Sequential Flow Straightening for Generative Modeling

Jongmin Yoon,Juho Lee
2024-02-09
Abstract:Straightening the probability flow of the continuous-time generative models, such as diffusion models or flow-based models, is the key to fast sampling through the numerical solvers, existing methods learn a linear path by directly generating the probability path the joint distribution between the noise and data distribution. One key reason for the slow sampling speed of the ODE-based solvers that simulate these generative models is the global truncation error of the ODE solver, caused by the high curvature of the ODE trajectory, which explodes the truncation error of the numerical solvers in the low-NFE regime. To address this challenge, We propose a novel method called SeqRF, a learning technique that straightens the probability flow to reduce the global truncation error and hence enable acceleration of sampling and improve the synthesis quality. In both theoretical and empirical studies, we first observe the straightening property of our SeqRF. Through empirical evaluations via SeqRF over flow-based generative models, We achieve surpassing results on CIFAR-10, CelebA-$64 \times 64$, and LSUN-Church datasets.
Machine Learning,Computer Vision and Pattern Recognition
What problem does this paper attempt to address?

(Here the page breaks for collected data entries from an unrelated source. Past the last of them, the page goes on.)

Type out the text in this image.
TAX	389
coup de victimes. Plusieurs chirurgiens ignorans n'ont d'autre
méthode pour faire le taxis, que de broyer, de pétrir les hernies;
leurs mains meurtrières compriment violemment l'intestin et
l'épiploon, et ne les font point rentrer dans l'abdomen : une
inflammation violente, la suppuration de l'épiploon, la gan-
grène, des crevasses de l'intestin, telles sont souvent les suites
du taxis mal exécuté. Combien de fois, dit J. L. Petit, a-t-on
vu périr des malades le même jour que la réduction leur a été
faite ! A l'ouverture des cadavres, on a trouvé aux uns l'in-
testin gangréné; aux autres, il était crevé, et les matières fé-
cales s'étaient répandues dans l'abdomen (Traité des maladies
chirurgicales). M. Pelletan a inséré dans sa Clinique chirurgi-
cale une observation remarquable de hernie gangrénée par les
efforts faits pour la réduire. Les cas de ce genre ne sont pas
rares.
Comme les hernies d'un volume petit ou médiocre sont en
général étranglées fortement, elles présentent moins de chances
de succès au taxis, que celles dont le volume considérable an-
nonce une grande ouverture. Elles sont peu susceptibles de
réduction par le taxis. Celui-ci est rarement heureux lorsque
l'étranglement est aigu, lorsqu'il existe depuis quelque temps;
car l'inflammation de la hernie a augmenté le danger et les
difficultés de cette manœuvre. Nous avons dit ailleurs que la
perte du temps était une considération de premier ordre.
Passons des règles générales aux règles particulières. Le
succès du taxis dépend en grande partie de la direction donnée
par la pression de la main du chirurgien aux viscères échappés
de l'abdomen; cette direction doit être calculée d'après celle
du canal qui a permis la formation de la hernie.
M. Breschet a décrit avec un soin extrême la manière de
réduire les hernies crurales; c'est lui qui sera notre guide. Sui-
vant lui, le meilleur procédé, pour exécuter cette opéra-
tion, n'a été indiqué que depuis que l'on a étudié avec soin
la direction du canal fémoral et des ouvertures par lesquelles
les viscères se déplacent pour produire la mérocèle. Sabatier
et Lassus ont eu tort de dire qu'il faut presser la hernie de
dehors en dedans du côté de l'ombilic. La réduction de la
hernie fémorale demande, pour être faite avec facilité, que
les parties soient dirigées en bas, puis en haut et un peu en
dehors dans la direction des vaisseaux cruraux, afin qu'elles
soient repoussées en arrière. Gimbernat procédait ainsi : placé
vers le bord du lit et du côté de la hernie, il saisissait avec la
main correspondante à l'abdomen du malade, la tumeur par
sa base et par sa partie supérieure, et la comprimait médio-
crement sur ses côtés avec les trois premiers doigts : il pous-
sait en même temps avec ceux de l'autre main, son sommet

The problem addressed by this paper is how to reduce the global truncation error of numerical solvers in continuous-time generative models in order to speed up sampling and improve the quality of image synthesis. Existing methods learn linear paths by directly generating probabilistic paths between noise and data distributions, but still face challenges of slow sampling speed and unstable training. To solve this problem, the paper proposes the "Sequential Reflow" (SEQ RF) method, which smooths the probability flow through temporal subdivision, reduces the global truncation error, and improves flow-based generative modeling. Experiments show that this method achieves results surpassing existing methods on CIFAR-10, CelebA-64 × 64, and LSUN-Church datasets.